Scale of Recognition to These Reactions 0=None 1=little 2=Moderate 3=Strong

  • shock and disbelief
  • fear and/or anxiety
  • grief, disorientation, denial
  • hyper-alertness or hypervigilance
  • irritability, restlessness, outbursts of anger or rage
  • emotional swings — like crying and then laughing
  • worrying or ruminating —  intrusive thoughts of the trauma
  • nightmares
  • flashbacks — feeling like the trauma is happening now
  • feelings of helplessness, panic, feeling out of control
  • increased need to control everyday experiences
  • minimizing the experience
  • attempts to avoid anything associated with trauma
  • tendency to isolate oneself and feelings of detachment
  • loss of intimacy and interest in sex
  • concern over burdening others with problems
  • emotional numbing or restricted range of feelings
  • difficulty trusting and/or feelings of betrayal
  • difficulty concentrating or remembering
  • feelings of self-blame and/or survivor guilt
  • shame
  • diminished interest in everyday activities or depression
  • unpleasant past memories resurfacing
  • suicidal thoughts
  • loss of a sense of order or fairness in the world; expectation of doom and fear of the future
  • anger towards religion or belief system; loss of beliefs
  • revenge


  • aches and pains like headaches, backaches, stomach aches
  • sudden sweating and/or heart palpitations (fluttering)
  • changes in sleep patterns, appetite, interest in sex
  • constipation or diarrhea
  • easily startled by noises or unexpected touch
  • more susceptible to colds and illnesses
  • increased use of alcohol or drugs and/or overeating


  • mobilize a support system – reach out and connect with others, especially those who may have shared the stressful event
  • read and educate yourself on topics concerning your trauma
  • research and establish a personalized healthy diet  
  • talk about the traumatic experience with empathic listeners
  • cry
  • hard exercise like jogging, aerobics, bicycling, walking
  • relaxation exercise like yoga, TM, Tai Chi, stretching, massage, diaphragmatic breathing, guided imagery.
  • humor/laughter
  • prayer and/or meditation; listening to relaxing guided imagery; progressive deep muscle relaxation/biofeedback
  • hot baths
  • music and art
  • maintain balanced diet and sleep cycle as much as possible
  • avoid over-using stimulants like caffeine, sugar, or nicotine
  • commitment to something personally meaningful and important to love every day,  
  • hug those you love, pets included
  • proactive responses toward personal and community safety – organize or do something socially active , volunteer to help others.
  • write about your experience – in detail, just for yourself or to share with others

People are usually surprised that reactions to trauma can last longer than they expected. It may take weeks, months, and in some cases, many years to fully regain equilibrium. Many people will get through this period with the help and support of family and friends. But sometimes friends and family may push people to “get over it” before they’re ready. Let them know that such responses are not helpful for you right now, though you appreciate that they are trying to help. Many people find that individual, group, or family counseling are helpful, and in particular, EMDR (Eye Movement Desensitization and Reprocessing) is a phenomenally rapid and wonderful therapeutic method. Another superior therapeutic method is IFS (Internal Family Systems). Either way, the key word is CONNECTION – ask for help, support, understanding, and opportunities to talk.
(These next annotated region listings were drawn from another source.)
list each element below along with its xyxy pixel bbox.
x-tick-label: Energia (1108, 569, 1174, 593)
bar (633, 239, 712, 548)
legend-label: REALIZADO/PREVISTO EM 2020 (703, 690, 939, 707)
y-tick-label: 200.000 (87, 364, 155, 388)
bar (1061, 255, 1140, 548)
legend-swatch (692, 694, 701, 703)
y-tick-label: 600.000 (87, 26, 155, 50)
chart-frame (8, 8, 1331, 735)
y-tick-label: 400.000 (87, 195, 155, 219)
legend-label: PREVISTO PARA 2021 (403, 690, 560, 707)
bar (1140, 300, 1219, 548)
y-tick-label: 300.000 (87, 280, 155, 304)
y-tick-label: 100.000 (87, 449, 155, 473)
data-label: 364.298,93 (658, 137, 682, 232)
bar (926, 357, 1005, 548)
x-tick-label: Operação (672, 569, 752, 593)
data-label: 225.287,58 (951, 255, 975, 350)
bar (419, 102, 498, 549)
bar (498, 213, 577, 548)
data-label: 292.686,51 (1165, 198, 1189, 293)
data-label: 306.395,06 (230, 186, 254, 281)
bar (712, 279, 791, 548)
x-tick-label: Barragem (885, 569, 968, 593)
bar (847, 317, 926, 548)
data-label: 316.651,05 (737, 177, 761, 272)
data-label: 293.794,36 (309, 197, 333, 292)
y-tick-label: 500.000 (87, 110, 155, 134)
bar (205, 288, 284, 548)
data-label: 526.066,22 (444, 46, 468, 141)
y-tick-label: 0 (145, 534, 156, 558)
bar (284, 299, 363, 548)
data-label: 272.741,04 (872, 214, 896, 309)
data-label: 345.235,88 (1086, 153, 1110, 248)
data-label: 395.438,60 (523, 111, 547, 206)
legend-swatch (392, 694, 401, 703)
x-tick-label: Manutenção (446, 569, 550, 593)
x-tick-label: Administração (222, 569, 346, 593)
The Chinese character for crisis is a combination of two words — danger and opportunity. People who fully engage in recovery from trauma discover unexpected benefits.  As they gradually heal their wounds, survivors find that they are also developing inner strength, compassion for others, increasing self-awareness, and often the most surprising — a greater ability to experience joy and serenity than ever before.